一瞬バランスを崩したが、そのまま跳ねてもう片方の足で蹴りあげようとするが、上半身を軽く捻っただけで避けられる。

一回転して着地、そのまま足のバネを使い間合いを詰める。

「せい!」
「ふっ」
横島は突き出された右拳を、左の甲で流し、右を突き出すが、小竜姫は頭を反らし避ける。

「小僧、何時までそうやっているつもりじゃ」
正味一時間ほど、横島の防戦が続いている。

「俺は怖がりでねっと。

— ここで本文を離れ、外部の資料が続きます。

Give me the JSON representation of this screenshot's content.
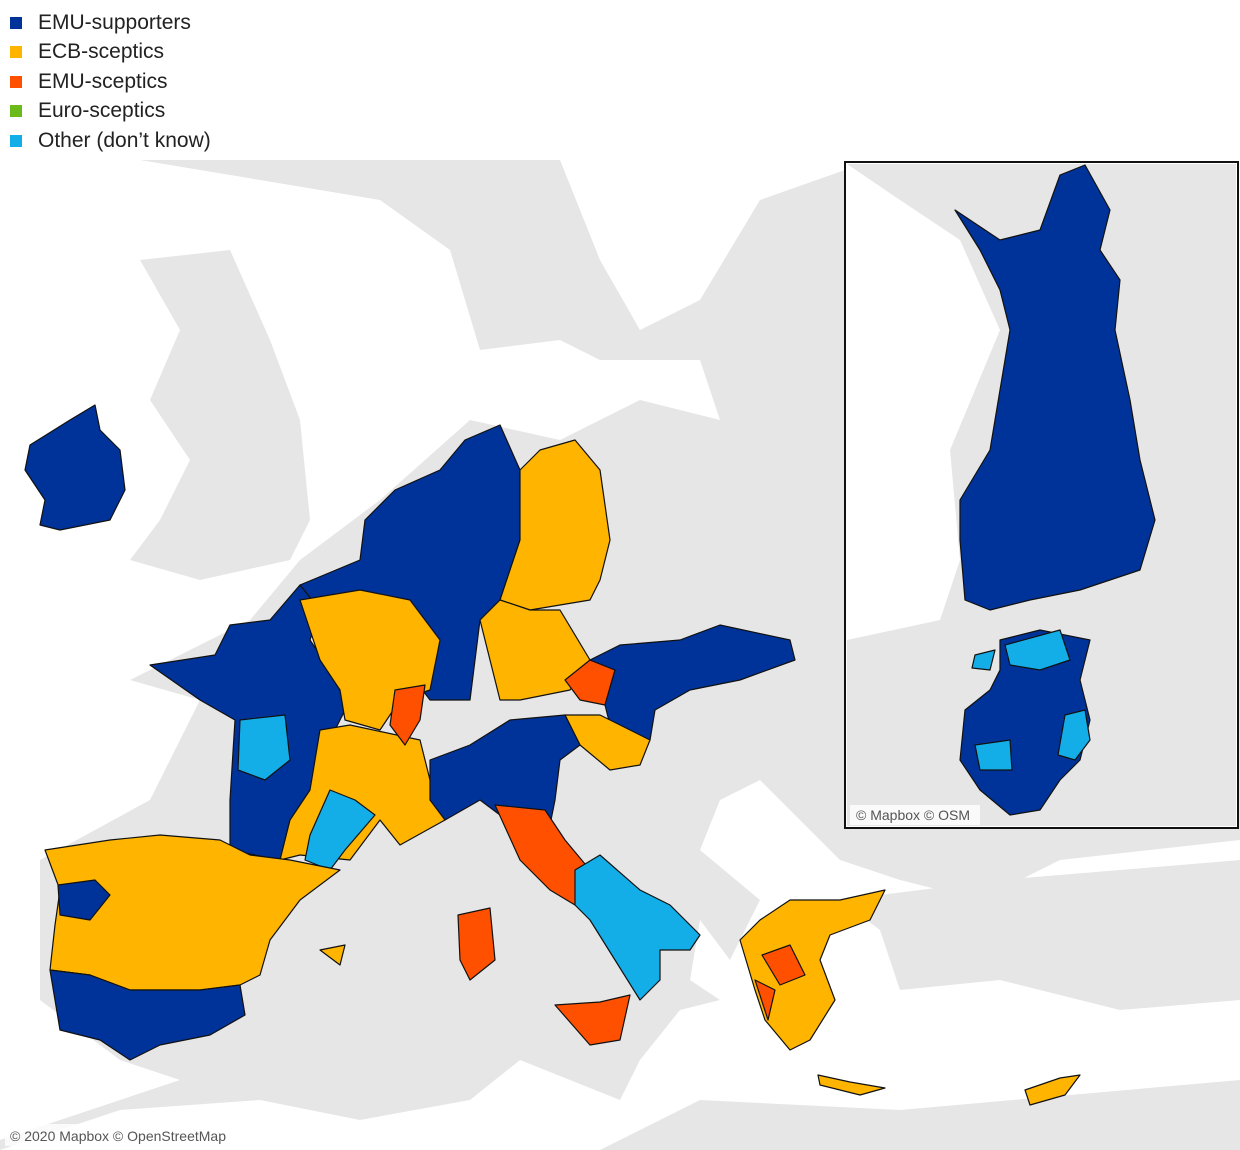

せいっ!」
左手で軽く小竜姫を押し、間合いを開ける。
待っていたかのように離れた小竜姫は、握っていた拳を解き、指を揃える。

「はぁぁぁぁ!」
「げっ」
小竜姫は得手は剣だ、拳から手刀に変えて攻撃を開始する。

正直に突っ込んで来た小竜姫の懐に入り込み、腰を落とし鳩尾に肘で一発。
「ぐうっ」
「はい、おわり。ふぅ。正直すぎるね。相手も正直に待つすぐ対応しなきゃ、勝負にならない・・・もちろん悪い意味でだけど・・・はぁ、疲れた」
全身から流れる汗に妙な心地よさを感じ、クスっと笑う。

小竜姫が起き上がるまで待ってから、今日はここまでと横島は区切った。
何かに気付き、後ろを振り返る。
「ハヌマン、申し訳ないが、今夜は来れそうに無さそうだ」
「どうした?」
横島の視線を追うと、何時入り込んだのか、背広を着た初老の男がひざまづいていた。

「老子様、小竜姫様には、お初お目にかかる。わたくし、横島殿の下僕でキロウと申します。以後お見知りおきを」
「げっ下僕、ですか?」
予想していなかった言葉に、小竜姫は驚いたが。
横島は、かまうことなくキロウに告げるように促す。

「上級が掛かりました」
「そうか、分かった。ハヌマン、今日はこれで失礼します」
頭を下げたまま、横島たちの姿は消えた。

「しまった」
「何です。老子様」
横島たちが消えてから、何かを思い出したハヌマンに痴呆症かと、疑いの目を向ける小竜姫。
そんな弟子を無視して、
「文珠について聞かなんだ」
と、探究心丸出しの台詞を言ってくれた。